The French Connection Burger


So lately, my crazy schedule and my last post have got me thinking about the things I miss about living with another human.

Living Alone Pros and Cons

Cons:

1. I have to schedule mutual back porch beers.  Even if this just involves me calling someone on that new-fangled telephone thingamajig

how do I work this thing?

and being all, “hey, want to come hang on my back porch?  I will ply you with liquor. And foodstuffs. And mildly interesting conversation.  If the conversation is not so interesting, I promise to ply you with more liquor.”  Fill in “back porch beer” with…any activity whatsoever.  My social life requires, you know, effort.

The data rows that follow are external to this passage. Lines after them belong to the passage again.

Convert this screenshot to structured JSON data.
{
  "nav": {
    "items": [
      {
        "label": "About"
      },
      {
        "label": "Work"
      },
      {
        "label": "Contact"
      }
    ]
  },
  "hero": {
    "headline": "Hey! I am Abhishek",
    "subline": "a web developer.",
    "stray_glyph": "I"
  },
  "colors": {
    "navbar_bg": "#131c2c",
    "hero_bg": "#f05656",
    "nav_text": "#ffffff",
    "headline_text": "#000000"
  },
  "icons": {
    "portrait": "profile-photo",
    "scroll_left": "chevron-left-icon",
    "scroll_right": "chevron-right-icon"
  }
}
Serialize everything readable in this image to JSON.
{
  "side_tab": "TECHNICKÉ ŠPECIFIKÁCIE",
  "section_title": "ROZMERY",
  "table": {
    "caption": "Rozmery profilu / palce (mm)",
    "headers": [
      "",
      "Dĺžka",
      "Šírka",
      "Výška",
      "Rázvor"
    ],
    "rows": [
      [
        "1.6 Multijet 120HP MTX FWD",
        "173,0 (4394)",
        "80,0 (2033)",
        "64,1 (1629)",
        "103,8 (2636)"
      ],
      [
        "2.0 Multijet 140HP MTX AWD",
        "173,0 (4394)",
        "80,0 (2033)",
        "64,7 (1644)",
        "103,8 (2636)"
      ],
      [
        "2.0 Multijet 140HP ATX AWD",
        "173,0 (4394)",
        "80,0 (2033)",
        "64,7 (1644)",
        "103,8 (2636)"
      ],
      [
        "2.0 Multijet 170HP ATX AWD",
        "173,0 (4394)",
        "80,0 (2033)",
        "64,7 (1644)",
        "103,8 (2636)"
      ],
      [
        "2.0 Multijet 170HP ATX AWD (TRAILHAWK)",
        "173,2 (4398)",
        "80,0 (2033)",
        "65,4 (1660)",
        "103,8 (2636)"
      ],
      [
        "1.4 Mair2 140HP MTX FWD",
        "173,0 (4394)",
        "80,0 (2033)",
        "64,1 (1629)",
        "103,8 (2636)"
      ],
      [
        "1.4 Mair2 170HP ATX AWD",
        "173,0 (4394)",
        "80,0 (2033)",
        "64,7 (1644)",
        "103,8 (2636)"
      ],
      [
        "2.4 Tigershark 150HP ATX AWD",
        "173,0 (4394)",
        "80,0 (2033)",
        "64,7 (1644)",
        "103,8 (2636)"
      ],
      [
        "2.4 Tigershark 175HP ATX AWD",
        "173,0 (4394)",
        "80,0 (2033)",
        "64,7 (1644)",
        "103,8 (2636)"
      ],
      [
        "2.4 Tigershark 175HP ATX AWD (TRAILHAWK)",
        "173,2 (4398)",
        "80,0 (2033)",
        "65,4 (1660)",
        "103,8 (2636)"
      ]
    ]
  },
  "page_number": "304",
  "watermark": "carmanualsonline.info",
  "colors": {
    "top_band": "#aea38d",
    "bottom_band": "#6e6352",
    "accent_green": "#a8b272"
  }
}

2. Sole dog walker.  For those of you who don’t know, I have trained my dogs to ring a bell when they want to go out.  It’s three a.m.?  Puppies don’t care.  You just slipped into your jammies and it is completely inadvisable that you are seen in public, sans undergarments and dignity such as you are? Puppies don’t care.  They haven’t had any water in hours and you just took them out like 15 minutes ago?  Puppies don’t care. So, yeah, it would be great to pass off some of that joy.

Don’t let their innocent appearance fool you – they are merciless task masters.

3. Hey there, utility bills.  Did I really use quite that many resources?  By myself?  Really?  Well, how very patriotic of me.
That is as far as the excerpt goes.